Expanding Banking Infrastructure
The Secretary also reviewed the establishment of new brick-and-mortar bank branches in unbanked villages. He highlighted the importance of expanding banking services, particularly in remote and underserved areas, with a special focus on the North Eastern states. Shri Nagaraju urged banks to address challenges related to connectivity and infrastructure to ensure that banking services reach even the most isolated communities.


Strengthening Financial Inclusion
Shri Nagaraju commended the significant progress made under the government’s flagship schemes in expanding social security and promoting financial inclusion.

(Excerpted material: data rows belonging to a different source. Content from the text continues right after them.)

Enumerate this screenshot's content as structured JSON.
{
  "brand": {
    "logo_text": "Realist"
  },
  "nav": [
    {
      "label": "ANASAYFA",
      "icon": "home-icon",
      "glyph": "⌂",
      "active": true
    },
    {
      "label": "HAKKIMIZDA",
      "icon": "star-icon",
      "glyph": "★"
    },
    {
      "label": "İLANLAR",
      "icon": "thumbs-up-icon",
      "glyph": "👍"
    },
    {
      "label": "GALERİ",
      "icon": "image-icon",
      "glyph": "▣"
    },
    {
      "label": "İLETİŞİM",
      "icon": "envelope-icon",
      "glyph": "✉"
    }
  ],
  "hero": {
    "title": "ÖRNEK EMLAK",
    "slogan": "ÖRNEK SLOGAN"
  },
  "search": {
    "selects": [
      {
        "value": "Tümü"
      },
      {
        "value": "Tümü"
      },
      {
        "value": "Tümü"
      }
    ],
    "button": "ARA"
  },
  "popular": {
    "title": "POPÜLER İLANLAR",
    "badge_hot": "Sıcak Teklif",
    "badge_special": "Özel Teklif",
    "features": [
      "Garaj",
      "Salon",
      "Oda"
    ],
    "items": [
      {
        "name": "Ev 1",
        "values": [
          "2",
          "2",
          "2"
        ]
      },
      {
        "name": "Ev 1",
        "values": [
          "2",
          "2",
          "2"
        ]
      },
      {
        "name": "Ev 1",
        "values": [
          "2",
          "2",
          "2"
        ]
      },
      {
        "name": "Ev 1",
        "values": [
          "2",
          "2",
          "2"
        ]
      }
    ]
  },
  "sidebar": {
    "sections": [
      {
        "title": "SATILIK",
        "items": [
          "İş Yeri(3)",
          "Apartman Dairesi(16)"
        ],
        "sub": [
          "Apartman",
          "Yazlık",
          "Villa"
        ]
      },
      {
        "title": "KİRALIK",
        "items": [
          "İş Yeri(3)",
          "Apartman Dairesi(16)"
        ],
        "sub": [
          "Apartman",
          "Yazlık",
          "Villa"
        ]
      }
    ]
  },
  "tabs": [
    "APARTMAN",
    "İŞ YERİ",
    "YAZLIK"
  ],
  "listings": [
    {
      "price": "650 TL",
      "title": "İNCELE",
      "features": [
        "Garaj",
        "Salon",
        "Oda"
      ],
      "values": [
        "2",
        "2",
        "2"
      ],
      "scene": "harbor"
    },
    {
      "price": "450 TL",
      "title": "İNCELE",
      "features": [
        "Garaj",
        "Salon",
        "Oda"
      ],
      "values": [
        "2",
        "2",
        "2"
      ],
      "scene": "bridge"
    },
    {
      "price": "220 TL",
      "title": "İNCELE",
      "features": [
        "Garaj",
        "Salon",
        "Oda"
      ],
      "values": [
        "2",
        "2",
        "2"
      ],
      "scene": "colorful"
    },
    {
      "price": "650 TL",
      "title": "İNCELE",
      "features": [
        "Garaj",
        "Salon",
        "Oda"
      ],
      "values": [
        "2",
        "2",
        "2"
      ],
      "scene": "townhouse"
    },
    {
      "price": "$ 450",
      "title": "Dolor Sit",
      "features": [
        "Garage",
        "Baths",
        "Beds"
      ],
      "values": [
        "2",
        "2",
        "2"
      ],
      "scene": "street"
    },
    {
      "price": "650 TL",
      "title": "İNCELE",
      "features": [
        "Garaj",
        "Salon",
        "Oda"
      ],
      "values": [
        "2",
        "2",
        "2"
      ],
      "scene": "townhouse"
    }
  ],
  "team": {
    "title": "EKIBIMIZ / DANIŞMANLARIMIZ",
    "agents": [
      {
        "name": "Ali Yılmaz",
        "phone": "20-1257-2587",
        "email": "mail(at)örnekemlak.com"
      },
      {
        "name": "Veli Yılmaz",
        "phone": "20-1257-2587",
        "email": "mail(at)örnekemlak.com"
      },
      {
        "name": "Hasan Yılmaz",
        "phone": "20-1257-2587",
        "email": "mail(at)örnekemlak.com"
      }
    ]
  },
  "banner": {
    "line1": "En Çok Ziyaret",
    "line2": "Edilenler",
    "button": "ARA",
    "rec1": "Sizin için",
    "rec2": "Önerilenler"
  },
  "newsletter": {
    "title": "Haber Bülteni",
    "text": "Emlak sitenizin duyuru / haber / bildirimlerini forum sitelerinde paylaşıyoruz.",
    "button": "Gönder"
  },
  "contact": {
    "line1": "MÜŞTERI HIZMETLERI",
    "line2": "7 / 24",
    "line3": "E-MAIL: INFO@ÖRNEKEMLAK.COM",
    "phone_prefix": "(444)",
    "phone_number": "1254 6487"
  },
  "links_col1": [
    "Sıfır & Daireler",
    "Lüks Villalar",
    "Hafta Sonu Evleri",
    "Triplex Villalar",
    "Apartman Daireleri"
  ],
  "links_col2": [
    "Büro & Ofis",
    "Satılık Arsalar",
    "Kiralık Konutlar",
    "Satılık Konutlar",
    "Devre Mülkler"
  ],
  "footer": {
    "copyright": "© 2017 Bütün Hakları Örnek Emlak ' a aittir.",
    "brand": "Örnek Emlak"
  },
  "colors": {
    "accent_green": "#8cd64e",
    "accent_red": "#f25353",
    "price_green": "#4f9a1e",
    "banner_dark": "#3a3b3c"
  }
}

However, he called on banks to intensify their efforts to bring more people under the umbrella of financial services.

The Secretary emphasized the importance of achieving targets under the MUDRA scheme and increasing loan disbursements to Scheduled Castes (SCs) and Scheduled Tribes (STs) under the Stand-Up India Scheme.


Shri Nagaraju reiterated the government’s commitment to deepening financial inclusion and urged both public and private sector banks to work collectively towards achieving these goals. He stressed that these efforts are vital for strengthening India’s financial ecosystem and ensuring inclusive economic growth.